Con calma, posso scrivere un post dilungandomici, perché sono stato a Lucerna (al festival) e sono stato a Napoli, abbiamo "portato in scena" i cari Sanna e Plazzi e ora posso ricominciare a godermi i tempi vuoti e il nulla vario.

Prima cosa: il Comicon è stato bellissimo. Bellissima l'atmosfera, bellissimo il gruppo di amici con cui sono andato, ho vissuto e alloggiato, bellissima la festa danzante sulla barca a Mergellina e le altre situazioni simili ad una festa. Sono stato proprio in vacanza a Napoli, non avevo nemmeno la "fotomacchina" e, si, si è parlato di lavoro con un po' di bella gente ma senza esagerare.
Il Comicon è un bel festival, un po' amibugo come toni e finalità, a metà strada tra i festival di Lucca e Bologna, tra impianto culturale dedito a mostre, incontri e approfondimenti e spazio cosplay, games e fieristico.
Alla fine tutto ciò convive in un unico luogo, che è il bel Castel S.Elmo, senza distinguersi troppo. Non come a Lucca, dove i padiglioni sono dedicati singolarmente alle varie parti dell'evento e non come a Bologna dove mancano totalmente le parti compra-vendita e quella più ludica.

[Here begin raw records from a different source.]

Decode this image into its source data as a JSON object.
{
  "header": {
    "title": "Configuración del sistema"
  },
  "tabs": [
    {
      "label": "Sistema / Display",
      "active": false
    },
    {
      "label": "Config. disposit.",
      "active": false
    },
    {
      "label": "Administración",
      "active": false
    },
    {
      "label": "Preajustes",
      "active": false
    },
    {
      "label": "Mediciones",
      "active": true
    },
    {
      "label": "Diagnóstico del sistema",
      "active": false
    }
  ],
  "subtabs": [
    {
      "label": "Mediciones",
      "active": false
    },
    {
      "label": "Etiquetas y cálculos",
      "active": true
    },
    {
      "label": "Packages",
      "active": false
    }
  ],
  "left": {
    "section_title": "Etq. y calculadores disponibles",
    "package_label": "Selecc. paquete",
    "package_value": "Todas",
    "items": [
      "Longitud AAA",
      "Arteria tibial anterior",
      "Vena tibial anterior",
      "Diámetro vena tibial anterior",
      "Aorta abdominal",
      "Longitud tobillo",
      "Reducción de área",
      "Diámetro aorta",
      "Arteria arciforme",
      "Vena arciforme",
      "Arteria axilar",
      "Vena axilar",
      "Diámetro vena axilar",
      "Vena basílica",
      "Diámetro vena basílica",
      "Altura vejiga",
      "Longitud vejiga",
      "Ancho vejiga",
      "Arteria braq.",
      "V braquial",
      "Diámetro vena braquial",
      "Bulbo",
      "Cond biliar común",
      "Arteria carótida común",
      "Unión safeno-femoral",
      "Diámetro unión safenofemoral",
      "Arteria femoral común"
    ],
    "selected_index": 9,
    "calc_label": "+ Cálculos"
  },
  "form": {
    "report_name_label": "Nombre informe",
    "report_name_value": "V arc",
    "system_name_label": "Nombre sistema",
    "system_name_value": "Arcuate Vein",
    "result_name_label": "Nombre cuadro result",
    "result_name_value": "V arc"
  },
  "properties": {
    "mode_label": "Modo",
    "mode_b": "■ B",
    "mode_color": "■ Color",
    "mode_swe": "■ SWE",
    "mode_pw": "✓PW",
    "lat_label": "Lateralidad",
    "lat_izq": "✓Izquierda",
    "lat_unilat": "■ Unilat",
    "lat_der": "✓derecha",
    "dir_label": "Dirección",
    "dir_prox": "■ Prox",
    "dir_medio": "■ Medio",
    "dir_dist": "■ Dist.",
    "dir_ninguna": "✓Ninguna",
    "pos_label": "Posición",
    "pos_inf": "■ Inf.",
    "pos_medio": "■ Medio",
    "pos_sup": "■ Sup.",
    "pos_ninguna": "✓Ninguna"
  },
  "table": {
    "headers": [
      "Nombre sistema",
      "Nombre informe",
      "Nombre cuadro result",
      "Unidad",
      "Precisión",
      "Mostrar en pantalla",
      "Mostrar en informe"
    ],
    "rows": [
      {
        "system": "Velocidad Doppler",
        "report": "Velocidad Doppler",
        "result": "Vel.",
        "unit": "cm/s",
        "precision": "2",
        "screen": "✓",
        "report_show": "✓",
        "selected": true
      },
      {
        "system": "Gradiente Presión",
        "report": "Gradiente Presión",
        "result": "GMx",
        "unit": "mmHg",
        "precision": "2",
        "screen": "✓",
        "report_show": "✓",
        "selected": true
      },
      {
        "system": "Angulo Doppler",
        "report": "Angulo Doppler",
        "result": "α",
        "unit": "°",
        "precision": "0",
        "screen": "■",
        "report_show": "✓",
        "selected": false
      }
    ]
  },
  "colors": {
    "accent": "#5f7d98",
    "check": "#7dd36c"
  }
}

L'atmosfera è davvero quella della festa.
Devo ringraziare per questo anche la stupenda compagnia degli "Ernest virgola", conosciuti praticamente tutti ora.. Francuzzo, Sara, Lise e Talami (non riesco a scriverli distinti!), Rebecca, Samantha e (mitici!) Vincent e Giusy.. oltre a Ema con il quale ci siamo scambiati divani e pavimenti.
Piacevolissima, comunque, anche la presenza dei Self-Luchi, dei self-autori (Fenoglio è, in più, per me, la reincarnazione di DeAndré..emozionante, quindi parlare con un così piacevole clone)
e di Simon Panella che praticamente non conosco ma è talmente pazzo da aver creato almeno un tormentono di follia col suo "Un cuore matto, matto, matto... maaaatto, maatto, matto!" e poi nessuno lo ha più visto. Chissà se è sopravvissuto. Mah.

Poi altra gente, altra roba, altro bere e altra pizza.

Grazie, allora, ai miei compagni di alloggio. Spero di rivedervi prestissimo! Vi adorooo!

In più, il buon Cattani si è aggiudicato il premio Micheluzzi 2008 come Miglior storia breve per "Barcazza". Complimentissimi, quindi.
Alcuni premi sono stati interessanti, anche se"miglior fumetto" a Ilaria Alpi mi sembra decisamente una cavolata.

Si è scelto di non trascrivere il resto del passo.